Le régulateur bancaire s'est récemment interrogé sur la capacité des nouveaux acteurs de la banque au quotidien à gagner de l'argent. Faut-il en effet s'inquiéter de la solidité de leur modèle ? Pour le savoir, nous avons examiné 3 néobanques aux profils très différents : N26, Nickel et Eko.

Néobanque : le terme s’est petit à petit imposé pour décrire les nouvelles marques apparues depuis le début des années 2010 sur le marché des services financiers du quotidien. Une 3e génération de la banque en ligne - après celles des années 1990 (Zebank, Egg Bank, etc.) et 2000 (ING Direct, Boursorama, Fortuneo, etc.) - caractérisée par un certain savoir-faire technologique et une volonté de s’adresser à la génération du mobile et du temps réel.

Et ça marche : les têtes d’affiche de cette nouvelle vague trouvent leur public. Nickel, lancée en février 2014, est ainsi la première à avoir dépassé le million de comptes ouverts.
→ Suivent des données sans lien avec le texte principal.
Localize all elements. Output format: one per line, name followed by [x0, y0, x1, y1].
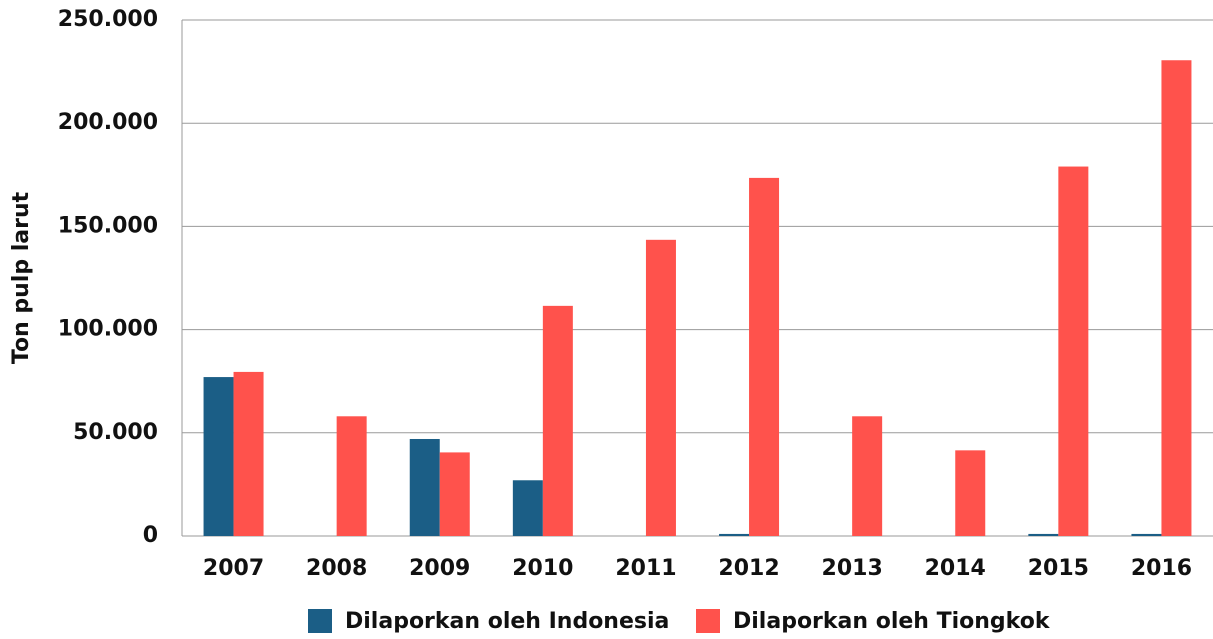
x-tick-label: 2015: [1028, 556, 1089, 581]
x-tick-label: 2009: [409, 556, 470, 581]
bar: [1161, 60, 1192, 537]
bar: [336, 416, 367, 536]
x-tick-label: 2014: [925, 556, 986, 581]
y-axis-label: Ton pulp larut: [9, 191, 34, 364]
y-tick-label: 50.000: [73, 420, 158, 445]
y-tick-label: 150.000: [58, 213, 158, 238]
bar: [645, 239, 676, 537]
legend-swatch: [696, 609, 720, 633]
bar: [542, 305, 573, 536]
bar: [439, 452, 470, 536]
legend-label: Dilaporkan oleh Indonesia: [345, 609, 669, 634]
bar: [512, 480, 543, 536]
x-tick-label: 2007: [203, 556, 264, 581]
y-tick-label: 0: [143, 523, 158, 548]
x-tick-label: 2010: [512, 556, 573, 581]
bar: [203, 377, 234, 536]
y-tick-label: 250.000: [58, 7, 158, 32]
bar: [749, 177, 780, 536]
x-tick-label: 2013: [822, 556, 883, 581]
x-tick-label: 2012: [718, 556, 779, 581]
x-tick-label: 2008: [306, 556, 367, 581]
bar: [1058, 166, 1089, 536]
legend-label: Dilaporkan oleh Tiongkok: [733, 609, 1051, 634]
bar: [233, 371, 264, 536]
y-tick-label: 200.000: [58, 110, 158, 135]
bar: [1131, 533, 1162, 536]
x-tick-label: 2016: [1131, 556, 1192, 581]
bar: [719, 533, 750, 536]
bar: [1028, 533, 1059, 536]
x-tick-label: 2011: [615, 556, 676, 581]
bar: [955, 450, 986, 536]
legend-swatch: [308, 609, 332, 633]
y-tick-label: 100.000: [58, 317, 158, 342]
bar: [409, 438, 440, 536]
bar: [852, 416, 883, 536]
Derrière ce leader incontesté, N26, Revolut, C-zam ou Orange Bank, tous apparus au cours des 3 dernières années, comptent déjà leurs usagers en France en centaines de milliers, rattrapant même certaines banques en ligne de la 2e génération, comme BforBank, Hello Bank ou Monabanq.

Un doute sur les modèles économiques ?

Ce succès public n’a pas empêché le régulateur français du secteur financier, l’ACPR (1), de s’intéresser récemment au modèle d’affaires de ces nouveaux acteurs, dont l’essentiel des services est aujourd’hui fourni à très bas coût, voire gratuitement. Et d’introduire ainsi un léger doute sur leur capacité à gagner un jour de l’argent.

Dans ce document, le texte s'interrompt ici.